Тиффани стрелой промчалась мимо, в буфетную, а оттуда — в молочню. Там она опустилась на колени и стала заглядывать под раковину и подо все шкафы.
— Можете выходить, честно, — сказала она.
Никто не показался. Она была в молочне одна.
Ей часто доводилось бывать тут одной, и ей это нравилось. Это было вроде как её личное царство. Но сейчас молочня казалась слишком чистой, слишком пустой…
Когда она вернулась в кухню, мать по-прежнему стояла у раковины и мыла тарелки, но на столе был накрыт завтрак на одного: тарелка исходящей паром овсянки.
— Собью-ка я сегодня ещё немного масла, — осторожно начала Тиффани, садясь за стол. — Раз уж у нас всё равно так много молока…
Мать кивнула и поставила тарелку на сушилку рядом с раковиной.

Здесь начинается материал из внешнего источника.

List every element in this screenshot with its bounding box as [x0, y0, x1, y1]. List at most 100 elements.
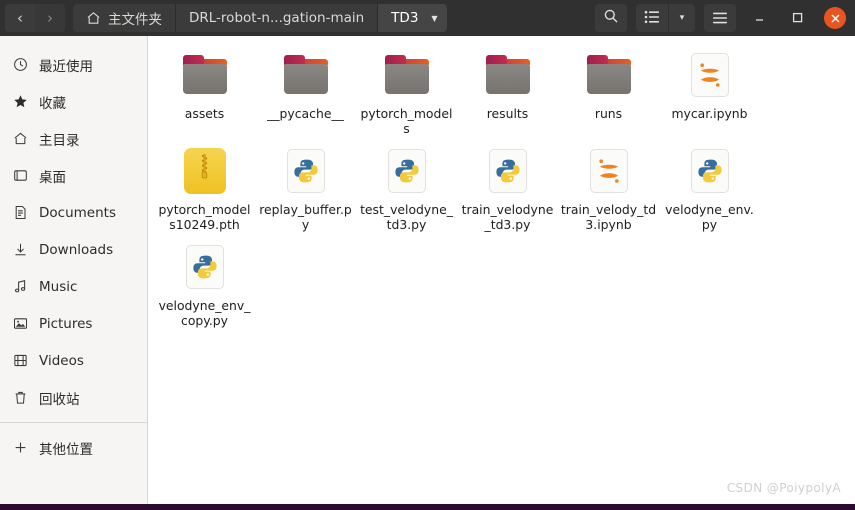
python-icon: [281, 146, 331, 196]
sidebar-item-label: Videos: [39, 352, 84, 369]
sidebar-item-recent[interactable]: 最近使用: [0, 46, 147, 83]
sidebar-item-pictures[interactable]: Pictures: [0, 305, 147, 342]
file-name: assets: [184, 106, 225, 121]
folder-icon: [483, 50, 533, 100]
download-icon: [12, 241, 29, 258]
file-item[interactable]: replay_buffer.py: [255, 140, 356, 236]
minimize-button[interactable]: [744, 4, 774, 32]
sidebar-item-label: 其他位置: [39, 441, 93, 458]
python-icon: [483, 146, 533, 196]
close-icon: [830, 9, 841, 28]
trash-icon: [12, 389, 29, 406]
file-item[interactable]: velodyne_env.py: [659, 140, 760, 236]
view-options-dropdown[interactable]: ▾: [669, 4, 695, 32]
desktop-icon: [12, 167, 29, 184]
breadcrumb-item-project[interactable]: DRL-robot-n...gation-main: [176, 4, 379, 32]
sidebar-item-label: Documents: [39, 204, 116, 221]
maximize-icon: [791, 9, 804, 28]
file-list-area[interactable]: assets __pycache__ pytorch_models result…: [148, 36, 855, 504]
file-name: velodyne_env_copy.py: [158, 298, 251, 328]
sidebar-item-label: 主目录: [39, 132, 80, 149]
python-icon: [180, 242, 230, 292]
file-name: pytorch_models: [360, 106, 453, 136]
search-button[interactable]: [595, 4, 627, 32]
window-body: 最近使用 收藏 主目录 桌面 Documents Downloads Music…: [0, 36, 855, 504]
hamburger-menu-icon: [712, 9, 728, 28]
watermark: CSDN @PoiypolyA: [726, 481, 841, 495]
file-item[interactable]: results: [457, 44, 558, 140]
breadcrumb-item-home[interactable]: 主文件夹: [73, 4, 176, 32]
titlebar-tools: ▾: [586, 4, 850, 32]
breadcrumb-label: 主文件夹: [108, 12, 162, 28]
icon-grid: assets __pycache__ pytorch_models result…: [154, 44, 849, 332]
file-name: velodyne_env.py: [665, 202, 754, 232]
file-item[interactable]: test_velodyne_td3.py: [356, 140, 457, 236]
close-button[interactable]: [824, 7, 846, 29]
sidebar-item-music[interactable]: Music: [0, 268, 147, 305]
sidebar-item-label: 桌面: [39, 169, 66, 186]
document-icon: [12, 204, 29, 221]
file-name: runs: [594, 106, 623, 121]
breadcrumb-label: DRL-robot-n...gation-main: [189, 10, 365, 26]
folder-icon: [180, 50, 230, 100]
sidebar-item-label: 收藏: [39, 95, 66, 112]
file-item[interactable]: train_velody_td3.ipynb: [558, 140, 659, 236]
maximize-button[interactable]: [782, 4, 812, 32]
jupyter-icon: [584, 146, 634, 196]
list-view-icon: [644, 9, 660, 28]
file-item[interactable]: mycar.ipynb: [659, 44, 760, 140]
file-name: test_velodyne_td3.py: [360, 202, 453, 232]
back-button[interactable]: ‹: [5, 4, 35, 32]
home-icon: [12, 130, 29, 147]
view-list-button[interactable]: [636, 4, 668, 32]
clock-icon: [12, 56, 29, 73]
main-menu-button[interactable]: [704, 4, 736, 32]
file-item[interactable]: velodyne_env_copy.py: [154, 236, 255, 332]
jupyter-icon: [685, 50, 735, 100]
chevron-right-icon: ›: [47, 9, 53, 27]
music-note-icon: [12, 278, 29, 295]
minimize-icon: [753, 9, 766, 28]
file-item[interactable]: pytorch_models: [356, 44, 457, 140]
sidebar-item-desktop[interactable]: 桌面: [0, 157, 147, 194]
chevron-left-icon: ‹: [17, 9, 23, 27]
file-item[interactable]: runs: [558, 44, 659, 140]
sidebar-item-home[interactable]: 主目录: [0, 120, 147, 157]
sidebar-item-downloads[interactable]: Downloads: [0, 231, 147, 268]
breadcrumb: 主文件夹 DRL-robot-n...gation-main TD3 ▼: [73, 4, 447, 32]
archive-icon: [180, 146, 230, 196]
file-manager-window: ‹ › 主文件夹 DRL-robot-n...gation-main TD3 ▼…: [0, 0, 855, 510]
file-item[interactable]: __pycache__: [255, 44, 356, 140]
home-icon: [86, 11, 101, 25]
python-icon: [685, 146, 735, 196]
file-item[interactable]: assets: [154, 44, 255, 140]
bottom-strip: [0, 504, 855, 510]
breadcrumb-item-current[interactable]: TD3 ▼: [378, 4, 447, 32]
sidebar-item-label: Downloads: [39, 241, 114, 258]
chevron-down-icon[interactable]: ▼: [431, 14, 437, 23]
sidebar-item-label: 回收站: [39, 391, 80, 408]
file-name: train_velodyne_td3.py: [461, 202, 554, 232]
sidebar-item-documents[interactable]: Documents: [0, 194, 147, 231]
title-bar: ‹ › 主文件夹 DRL-robot-n...gation-main TD3 ▼…: [0, 0, 855, 36]
file-item[interactable]: pytorch_models10249.pth: [154, 140, 255, 236]
sidebar-item-starred[interactable]: 收藏: [0, 83, 147, 120]
navigation-buttons: ‹ ›: [5, 4, 65, 32]
file-name: train_velody_td3.ipynb: [560, 202, 657, 232]
python-icon: [382, 146, 432, 196]
film-icon: [12, 352, 29, 369]
plus-icon: [12, 439, 29, 456]
sidebar-item-trash[interactable]: 回收站: [0, 379, 147, 416]
file-name: results: [486, 106, 529, 121]
folder-icon: [584, 50, 634, 100]
forward-button[interactable]: ›: [35, 4, 65, 32]
sidebar-item-videos[interactable]: Videos: [0, 342, 147, 379]
breadcrumb-label: TD3: [391, 10, 419, 26]
sidebar: 最近使用 收藏 主目录 桌面 Documents Downloads Music…: [0, 36, 148, 504]
sidebar-item-label: Music: [39, 278, 78, 295]
chevron-down-icon: ▾: [679, 13, 685, 23]
search-icon: [603, 8, 619, 28]
sidebar-item-other-locations[interactable]: 其他位置: [0, 429, 147, 466]
file-item[interactable]: train_velodyne_td3.py: [457, 140, 558, 236]
file-name: pytorch_models10249.pth: [158, 202, 251, 232]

— Я ведь ничего плохого не натворила? — спросила Тиффани.
Мать покачала головой.
Тиффани вздохнула. «А потом она проснулась и поняла, что это был только сон…» Чуть ли не самый плохой конец, какой только можно придумать. Но всё выглядело таким настоящим! Она помнила дымный запах пещеры пикетов и как… — как же его звали? Ах да, Явор Заядло! — как он всегда нервничал и смущался, разговаривая с ней.
Вот что странно, подумала она, почему вдруг Крысодав потёрся об мои ноги? Он мог спать в её постели, если знал, что его не прогонят, но днём старался держаться от Тиффани подальше. Удивительно…
Возле камина что-то задребезжало. Фарфоровая пастушка на матушкиной полке сама собой поползла вперёд — Тиффани застыла, не донеся ложку до рта. Фигурка добралась до края полки и рухнула на пол, разбившись на множество осколков.